Mit der Praxis parteipolitisch gefärbter Kommunikation haben die Koalitionsmanager zwar nicht völlig gebrochen, aber diese doch entscheidend modifiziert: Sie verzichteten weitgehend auf das lautstarke Verkünden politischer Verhandlungserfolge bereits während der Gespräche. Dieses ermüdende Ritual parteipolitischen Egozentrismus erschwerte objektiv das Regieren und prägte zuletzt das öffentliche Erscheinungsbild der Großen Koalition. Mit ihrer vorsichtigen Informationspolitik gegenüber den Medien haben die Neukoalitionäre ein erstes Etappenziel erreicht. Zumindest scheint es so, dass eine Vertrauensbasis gerade unter denjenigen Protagonisten und Akteurinnen entstanden ist, die sich in Habitus und Politikverständnis deutlich voneinander unterscheiden. Symbolische Anerkennung und Respekt, auch Emotionen sind durchaus Kategorien politischer Relevanz, wie neuere historische Forschungen belegen. Ein zweiter, im Hinblick auf manchen Beteiligten unerwarteter Effekt des neuen Verhandlungs- und Kommunikationsstils ist der Eindruck seriöser Professionalität, den die Dreierkoalition erzeugen konnte. Ob sich darin wirklich eine neue politische Kultur, oder lediglich pragmatische Lernbereitschaft abbildet, ist für das Ergebnis unerheblich.
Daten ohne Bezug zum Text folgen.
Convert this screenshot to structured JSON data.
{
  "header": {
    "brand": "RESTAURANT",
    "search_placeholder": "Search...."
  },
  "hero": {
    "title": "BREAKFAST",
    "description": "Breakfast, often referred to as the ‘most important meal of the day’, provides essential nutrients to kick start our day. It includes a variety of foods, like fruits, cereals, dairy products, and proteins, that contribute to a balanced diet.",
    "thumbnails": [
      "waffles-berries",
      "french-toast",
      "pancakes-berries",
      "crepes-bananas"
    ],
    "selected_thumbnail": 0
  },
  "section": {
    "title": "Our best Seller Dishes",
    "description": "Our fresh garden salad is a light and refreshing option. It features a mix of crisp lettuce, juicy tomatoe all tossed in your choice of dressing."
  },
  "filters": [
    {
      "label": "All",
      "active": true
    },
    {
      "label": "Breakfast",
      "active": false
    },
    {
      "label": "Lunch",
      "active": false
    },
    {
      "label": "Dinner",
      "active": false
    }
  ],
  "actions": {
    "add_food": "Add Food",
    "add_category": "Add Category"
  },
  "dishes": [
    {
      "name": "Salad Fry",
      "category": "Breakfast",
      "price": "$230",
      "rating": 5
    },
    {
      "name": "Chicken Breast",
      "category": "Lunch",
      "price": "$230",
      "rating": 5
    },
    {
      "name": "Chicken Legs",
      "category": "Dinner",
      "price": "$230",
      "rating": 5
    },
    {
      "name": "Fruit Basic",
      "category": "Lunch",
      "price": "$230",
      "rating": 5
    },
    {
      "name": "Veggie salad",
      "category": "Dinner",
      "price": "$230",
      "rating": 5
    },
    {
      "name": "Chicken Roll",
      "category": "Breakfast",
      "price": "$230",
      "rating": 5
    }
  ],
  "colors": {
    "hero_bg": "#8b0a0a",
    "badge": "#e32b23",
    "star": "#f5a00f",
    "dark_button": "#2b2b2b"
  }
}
Am Ende werden Koalitionen und Regierungen an ihrer Handlungs- und Entscheidungsfähigkeit sowie an der Akzeptanz ihrer politischen Ziele gemessen. Dabei fällt zunächst die ungünstige Ausgangslage einer durch die Pandemie erzwungenen Priorität akuter Krisenbewältigung ins Gewicht. Sie belastet sicherlich den Anfang, aber sie macht es auch leichter, die Preisgabe politischer Wahlversprechen – »Keine neuen Schulden« – zu rechtfertigen. Paradoxerweise ermöglicht die Pandemie mehr Beweglichkeit und eröffnet neue Handlungsspielräume. Auch wenn sich die Ampelkoalition in denselben schwerfälligen Prozeduren wiederfand – Sondierungsgespräche vor den eigentlichen Verhandlungen, die Beteiligung großer Expertenteams und Arbeitsgruppen, die Verschriftlichung der Ergebnisse in einem Koalitionsvertragspaket mit 177 Seiten –, so wirkte die Präsentation dennoch ambitioniert, weil nicht auf das bloße »Abarbeiten« von Spiegelstrichen orientiert. Obgleich nur wenige vage umrissene politische Projekte angekündigt sind, ist die Absicht, eine konsistente Zukunftsvorstellung zu vermitteln, durchaus erkennbar. Das dafür gewählte Leitmotiv der »Modernisierung« klingt zwar nach einem inhaltsleeren Allerweltsversprechen. Doch verdeutlicht der Kontext, in dem der Koalitionsvertrag den Begriff wiederholt verwendet, die unmissverständliche Priorität für ein politisches Fernziel: Klimaneutrales und nachhaltiges Wirtschaften. Auf diesen fernen Horizont hin lassen sich wesentliche Teilprojekte der ungleichen Partner orientieren, zumindest solange, bis deren immanente Widersprüche zutage treten. Vorerst aber wird man der selbsternannten »Modernisierungskoalition« eines nicht absprechen können: Im Gegensatz zu ihrer Vorgängerin hat sie sich auf eine große Erzählung, auf ein gemeinsames Projekt verständigt, dessen Zukunftsrelevanz auch für die überwiegende Mehrheit der Bevölkerung außer Frage steht.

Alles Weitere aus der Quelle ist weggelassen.